I’m interested in valuing a a company’s equity in the marine shipping industry. 40% of capital is debt and the industry is highly cyclical.

The earnings are currently positive but are in decline or trough.

I am unsure if i should use FCFF or FCFE. I’m leaning towards FCFF because although company debt is stable, industry debt levels will fluctuate. Also, i’m not sure if i should be normalizing earnings or doing a multi-stage FCFF.

I checked Damodaran’s website and i’m still not sure…

FCFF with normalized earnings or project the earnings year per year over 2-3 stages towards recovery?


The easiest thing to do is use FCFF over 3-5 projected years and then subract the value of the debt to arrive at equity value. If you use FCFE, you’ll have to make assumptions about principal repayments, refinancings, etc.

Hi Higgmond, thanks for the feedback.

So you wouldn’t normalize the earnings? You would just project out a few years towards stability?

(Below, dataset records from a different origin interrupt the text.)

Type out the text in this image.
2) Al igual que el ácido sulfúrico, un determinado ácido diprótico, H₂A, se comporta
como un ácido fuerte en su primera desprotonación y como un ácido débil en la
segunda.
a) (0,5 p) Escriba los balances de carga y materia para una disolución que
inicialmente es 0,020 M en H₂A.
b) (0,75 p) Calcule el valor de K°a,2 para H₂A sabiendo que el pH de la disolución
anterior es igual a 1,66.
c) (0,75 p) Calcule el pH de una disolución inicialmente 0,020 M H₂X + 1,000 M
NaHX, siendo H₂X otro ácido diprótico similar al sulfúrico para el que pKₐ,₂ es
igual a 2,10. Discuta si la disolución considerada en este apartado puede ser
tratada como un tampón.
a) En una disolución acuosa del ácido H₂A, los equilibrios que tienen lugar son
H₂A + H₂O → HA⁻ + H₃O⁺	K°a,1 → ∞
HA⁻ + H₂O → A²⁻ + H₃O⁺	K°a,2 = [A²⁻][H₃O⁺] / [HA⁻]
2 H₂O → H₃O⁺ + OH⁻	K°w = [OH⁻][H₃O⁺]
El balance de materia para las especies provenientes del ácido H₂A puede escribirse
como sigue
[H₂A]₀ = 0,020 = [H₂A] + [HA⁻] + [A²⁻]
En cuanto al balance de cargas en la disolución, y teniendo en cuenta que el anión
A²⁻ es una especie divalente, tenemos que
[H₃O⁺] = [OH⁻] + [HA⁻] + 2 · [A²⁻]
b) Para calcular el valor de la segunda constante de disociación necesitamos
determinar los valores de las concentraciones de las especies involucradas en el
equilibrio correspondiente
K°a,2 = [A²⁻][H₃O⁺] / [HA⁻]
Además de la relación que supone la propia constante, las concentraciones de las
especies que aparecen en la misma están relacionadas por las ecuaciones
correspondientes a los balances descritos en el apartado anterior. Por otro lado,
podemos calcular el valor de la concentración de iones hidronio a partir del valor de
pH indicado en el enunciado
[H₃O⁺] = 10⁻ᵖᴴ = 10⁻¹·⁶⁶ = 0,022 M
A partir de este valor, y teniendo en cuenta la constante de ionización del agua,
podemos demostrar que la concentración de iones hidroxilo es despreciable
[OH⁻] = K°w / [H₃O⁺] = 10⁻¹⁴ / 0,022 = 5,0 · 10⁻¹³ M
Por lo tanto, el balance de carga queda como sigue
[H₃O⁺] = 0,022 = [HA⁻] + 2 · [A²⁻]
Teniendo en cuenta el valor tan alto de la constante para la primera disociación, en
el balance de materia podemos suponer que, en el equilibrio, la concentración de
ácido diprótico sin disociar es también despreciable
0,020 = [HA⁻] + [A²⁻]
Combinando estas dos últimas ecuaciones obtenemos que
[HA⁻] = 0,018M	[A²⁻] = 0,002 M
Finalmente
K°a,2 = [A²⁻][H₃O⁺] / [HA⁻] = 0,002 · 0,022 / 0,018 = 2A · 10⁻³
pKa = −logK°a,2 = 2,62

I 2nd FCFF… I believe FCFF is better choice as the marine shipping industry as a whole is generally highly leveraged business

Unless you are also going to use a multiples-based valuation approach, there really is no need to normalize historic earnings. Whether or not you would use normalized projections, or projections that include company-specific nonrecurring or “non-market” items, really depends on what you are using the valuation for. If you are looking at the company as an acquisition target and the acquiror could avoid those items, then you should normalize the projections. If you are looking at the equity as a minority investor with the expectation that those items will be incurred, then you really should leave them in the projections.